Following up slightly on yesterday’s New York conversation about journalistic integrity comes an extended discussion between music critics Craig Jenkins and Frank Guan over the sort of credentials a critic needs in order to delve into something like Lemonade or The Life of Pablo. I think it’s sort of obvious that someone who “shares a social background with the artist they’re reviewing has an innate advantage over a critic who doesn’t,” but at the same time, unless the work in question is being screened privately only for people from that background, or if it’s been acknowledged that nobody outside of a select culture could possibly enjoy Kanye West, then it’s hardly disadvantageous for a so-called “outsider” to discuss it.
If there’s a bias, it should be clearly presented: someone who hates rap music shouldn’t be your first, second, or even third choice to review a new album from A$AP Rocky, but that doesn’t mean there aren’t people who would be curious about such a writer’s viewpoint–especially if they found themselves reluctant admirers of the work. It would be worse, in my mind, to ensure that music were only insularly covered: someone who only listens to Kanye might miss every single outside element or homage sampled by that artist, or might unfairly excuse tracks that in a larger context might fall apart.

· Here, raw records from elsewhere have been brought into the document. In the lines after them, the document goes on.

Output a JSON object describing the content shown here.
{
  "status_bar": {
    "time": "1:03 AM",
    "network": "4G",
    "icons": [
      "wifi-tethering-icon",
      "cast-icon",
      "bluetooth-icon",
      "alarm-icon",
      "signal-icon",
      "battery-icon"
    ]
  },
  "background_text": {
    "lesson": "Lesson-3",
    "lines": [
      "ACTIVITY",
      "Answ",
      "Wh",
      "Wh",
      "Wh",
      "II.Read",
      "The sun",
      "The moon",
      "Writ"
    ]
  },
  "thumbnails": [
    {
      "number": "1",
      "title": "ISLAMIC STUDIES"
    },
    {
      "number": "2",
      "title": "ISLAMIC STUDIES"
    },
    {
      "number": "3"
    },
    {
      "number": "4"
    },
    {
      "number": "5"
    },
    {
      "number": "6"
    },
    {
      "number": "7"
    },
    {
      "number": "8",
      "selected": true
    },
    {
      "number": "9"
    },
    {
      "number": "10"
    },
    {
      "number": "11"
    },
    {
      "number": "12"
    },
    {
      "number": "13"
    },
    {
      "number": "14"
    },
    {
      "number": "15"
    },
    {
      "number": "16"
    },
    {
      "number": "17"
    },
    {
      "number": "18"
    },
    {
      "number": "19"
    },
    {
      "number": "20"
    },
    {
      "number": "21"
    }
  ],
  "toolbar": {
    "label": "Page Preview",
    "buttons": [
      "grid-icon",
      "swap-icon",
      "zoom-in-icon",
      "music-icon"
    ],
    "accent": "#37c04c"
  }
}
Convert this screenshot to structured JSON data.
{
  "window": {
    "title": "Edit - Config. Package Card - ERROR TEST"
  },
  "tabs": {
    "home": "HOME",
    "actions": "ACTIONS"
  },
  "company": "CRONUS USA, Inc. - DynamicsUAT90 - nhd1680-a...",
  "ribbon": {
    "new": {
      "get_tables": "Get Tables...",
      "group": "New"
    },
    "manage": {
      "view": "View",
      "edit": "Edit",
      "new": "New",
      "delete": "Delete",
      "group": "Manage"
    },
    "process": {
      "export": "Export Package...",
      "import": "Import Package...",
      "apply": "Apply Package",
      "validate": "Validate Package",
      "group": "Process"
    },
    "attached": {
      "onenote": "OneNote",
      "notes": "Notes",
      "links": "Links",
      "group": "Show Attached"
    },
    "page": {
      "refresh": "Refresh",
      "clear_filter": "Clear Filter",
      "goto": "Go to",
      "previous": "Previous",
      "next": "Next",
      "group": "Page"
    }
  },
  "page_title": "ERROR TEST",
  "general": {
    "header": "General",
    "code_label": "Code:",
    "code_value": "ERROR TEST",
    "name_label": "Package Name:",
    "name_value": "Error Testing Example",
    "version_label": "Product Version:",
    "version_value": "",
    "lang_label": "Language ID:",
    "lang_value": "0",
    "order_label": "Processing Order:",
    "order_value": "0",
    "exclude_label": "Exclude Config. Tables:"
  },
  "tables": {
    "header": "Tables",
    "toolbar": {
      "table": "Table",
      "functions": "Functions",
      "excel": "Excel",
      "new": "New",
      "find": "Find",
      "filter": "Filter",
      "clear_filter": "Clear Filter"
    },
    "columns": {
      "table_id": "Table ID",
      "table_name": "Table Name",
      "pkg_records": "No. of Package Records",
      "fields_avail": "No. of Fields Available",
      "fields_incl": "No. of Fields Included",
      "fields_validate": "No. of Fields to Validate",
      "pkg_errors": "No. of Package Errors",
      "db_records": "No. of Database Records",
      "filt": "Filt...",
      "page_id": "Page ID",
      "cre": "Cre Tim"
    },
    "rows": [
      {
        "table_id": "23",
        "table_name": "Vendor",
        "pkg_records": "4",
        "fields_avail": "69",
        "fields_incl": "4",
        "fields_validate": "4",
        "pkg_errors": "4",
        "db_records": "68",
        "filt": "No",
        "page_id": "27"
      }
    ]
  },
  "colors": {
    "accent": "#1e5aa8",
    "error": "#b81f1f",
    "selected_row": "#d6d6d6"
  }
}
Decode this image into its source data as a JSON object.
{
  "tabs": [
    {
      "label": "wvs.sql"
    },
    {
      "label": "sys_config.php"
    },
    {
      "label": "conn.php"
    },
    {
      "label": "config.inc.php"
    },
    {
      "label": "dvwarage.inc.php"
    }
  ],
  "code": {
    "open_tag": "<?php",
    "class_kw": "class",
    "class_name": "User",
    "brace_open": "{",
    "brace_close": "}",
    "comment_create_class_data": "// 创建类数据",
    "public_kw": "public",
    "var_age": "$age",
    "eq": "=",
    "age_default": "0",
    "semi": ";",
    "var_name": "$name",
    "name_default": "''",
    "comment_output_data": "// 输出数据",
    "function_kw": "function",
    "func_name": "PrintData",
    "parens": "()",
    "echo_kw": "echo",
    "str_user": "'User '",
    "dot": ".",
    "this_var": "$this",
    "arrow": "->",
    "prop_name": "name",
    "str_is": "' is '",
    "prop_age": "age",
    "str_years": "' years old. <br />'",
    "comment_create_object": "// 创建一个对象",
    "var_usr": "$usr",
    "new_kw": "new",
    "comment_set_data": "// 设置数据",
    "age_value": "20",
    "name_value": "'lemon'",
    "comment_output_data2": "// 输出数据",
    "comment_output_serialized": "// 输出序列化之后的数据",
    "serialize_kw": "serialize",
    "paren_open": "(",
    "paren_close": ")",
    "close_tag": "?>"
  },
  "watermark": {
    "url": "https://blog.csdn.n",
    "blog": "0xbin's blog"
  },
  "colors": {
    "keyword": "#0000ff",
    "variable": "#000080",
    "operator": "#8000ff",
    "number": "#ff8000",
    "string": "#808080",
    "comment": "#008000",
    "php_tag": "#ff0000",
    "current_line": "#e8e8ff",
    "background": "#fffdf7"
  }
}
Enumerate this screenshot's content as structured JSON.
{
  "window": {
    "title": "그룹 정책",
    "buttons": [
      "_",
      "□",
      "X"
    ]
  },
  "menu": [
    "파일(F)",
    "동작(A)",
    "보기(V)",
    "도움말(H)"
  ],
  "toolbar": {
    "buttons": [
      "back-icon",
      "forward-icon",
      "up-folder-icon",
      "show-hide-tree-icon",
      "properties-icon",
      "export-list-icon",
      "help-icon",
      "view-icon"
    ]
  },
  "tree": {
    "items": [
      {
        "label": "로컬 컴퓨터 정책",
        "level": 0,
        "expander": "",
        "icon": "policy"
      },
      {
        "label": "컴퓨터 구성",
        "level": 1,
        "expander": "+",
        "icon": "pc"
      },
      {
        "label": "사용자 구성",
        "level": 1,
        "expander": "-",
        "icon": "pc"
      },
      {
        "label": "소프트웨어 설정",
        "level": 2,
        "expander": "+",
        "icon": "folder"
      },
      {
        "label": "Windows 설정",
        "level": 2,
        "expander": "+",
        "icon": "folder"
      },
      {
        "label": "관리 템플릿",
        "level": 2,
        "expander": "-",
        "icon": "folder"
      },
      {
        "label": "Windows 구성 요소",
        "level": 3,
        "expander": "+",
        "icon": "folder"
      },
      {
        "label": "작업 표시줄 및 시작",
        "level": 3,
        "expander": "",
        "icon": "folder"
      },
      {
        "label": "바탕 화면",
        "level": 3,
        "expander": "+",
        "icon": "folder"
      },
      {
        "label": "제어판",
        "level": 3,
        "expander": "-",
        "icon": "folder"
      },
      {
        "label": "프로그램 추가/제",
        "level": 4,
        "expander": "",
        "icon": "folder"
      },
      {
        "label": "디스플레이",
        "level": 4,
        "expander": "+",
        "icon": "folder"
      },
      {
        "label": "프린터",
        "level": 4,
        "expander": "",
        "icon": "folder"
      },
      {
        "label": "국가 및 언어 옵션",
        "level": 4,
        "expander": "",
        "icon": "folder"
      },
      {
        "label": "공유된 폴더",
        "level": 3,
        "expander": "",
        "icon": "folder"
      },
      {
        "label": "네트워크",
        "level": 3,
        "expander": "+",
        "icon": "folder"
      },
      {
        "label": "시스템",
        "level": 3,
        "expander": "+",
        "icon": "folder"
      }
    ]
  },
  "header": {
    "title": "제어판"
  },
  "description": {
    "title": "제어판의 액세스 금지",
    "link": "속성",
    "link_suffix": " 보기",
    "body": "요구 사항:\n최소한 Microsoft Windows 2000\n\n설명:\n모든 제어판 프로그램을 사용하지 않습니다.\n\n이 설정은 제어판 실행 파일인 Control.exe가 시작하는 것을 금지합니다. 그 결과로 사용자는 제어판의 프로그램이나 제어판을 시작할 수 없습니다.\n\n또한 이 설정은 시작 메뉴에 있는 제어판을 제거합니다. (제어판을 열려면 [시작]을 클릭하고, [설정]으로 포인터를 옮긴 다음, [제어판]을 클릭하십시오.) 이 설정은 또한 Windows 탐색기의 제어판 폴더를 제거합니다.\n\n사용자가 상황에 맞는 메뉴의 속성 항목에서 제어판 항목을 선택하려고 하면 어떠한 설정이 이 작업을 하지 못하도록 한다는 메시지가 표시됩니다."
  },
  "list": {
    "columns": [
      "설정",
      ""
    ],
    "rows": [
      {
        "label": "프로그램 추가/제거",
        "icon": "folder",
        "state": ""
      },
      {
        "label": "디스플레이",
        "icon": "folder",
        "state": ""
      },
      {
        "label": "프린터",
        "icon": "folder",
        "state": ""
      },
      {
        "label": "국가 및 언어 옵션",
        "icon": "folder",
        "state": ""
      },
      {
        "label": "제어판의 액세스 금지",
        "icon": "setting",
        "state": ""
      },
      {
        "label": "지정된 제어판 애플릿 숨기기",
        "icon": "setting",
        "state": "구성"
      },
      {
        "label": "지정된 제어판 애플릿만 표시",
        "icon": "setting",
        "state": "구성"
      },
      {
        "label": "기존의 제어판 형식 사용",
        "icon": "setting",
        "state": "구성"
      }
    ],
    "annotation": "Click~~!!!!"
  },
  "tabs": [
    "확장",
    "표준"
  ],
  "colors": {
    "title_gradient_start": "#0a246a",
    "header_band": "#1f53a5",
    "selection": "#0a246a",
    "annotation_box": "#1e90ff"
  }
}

What’s important, however, and what I think Jenkins and Guan are really getting at, is that a broad range of perspectives isn’t always offered, especially if you’re filtering only through what’s probably still the largely old, white male gaze of the MetaCritic aggregate. Some sites are getting better at course-correcting–OpenCritic, for instance, which collects information on video game reviewers, allows users to create their own profiles and to choose which critics to follow and which to ignore. The reader can be as selective as they want, but the broader scope is still there at any time, should they want it.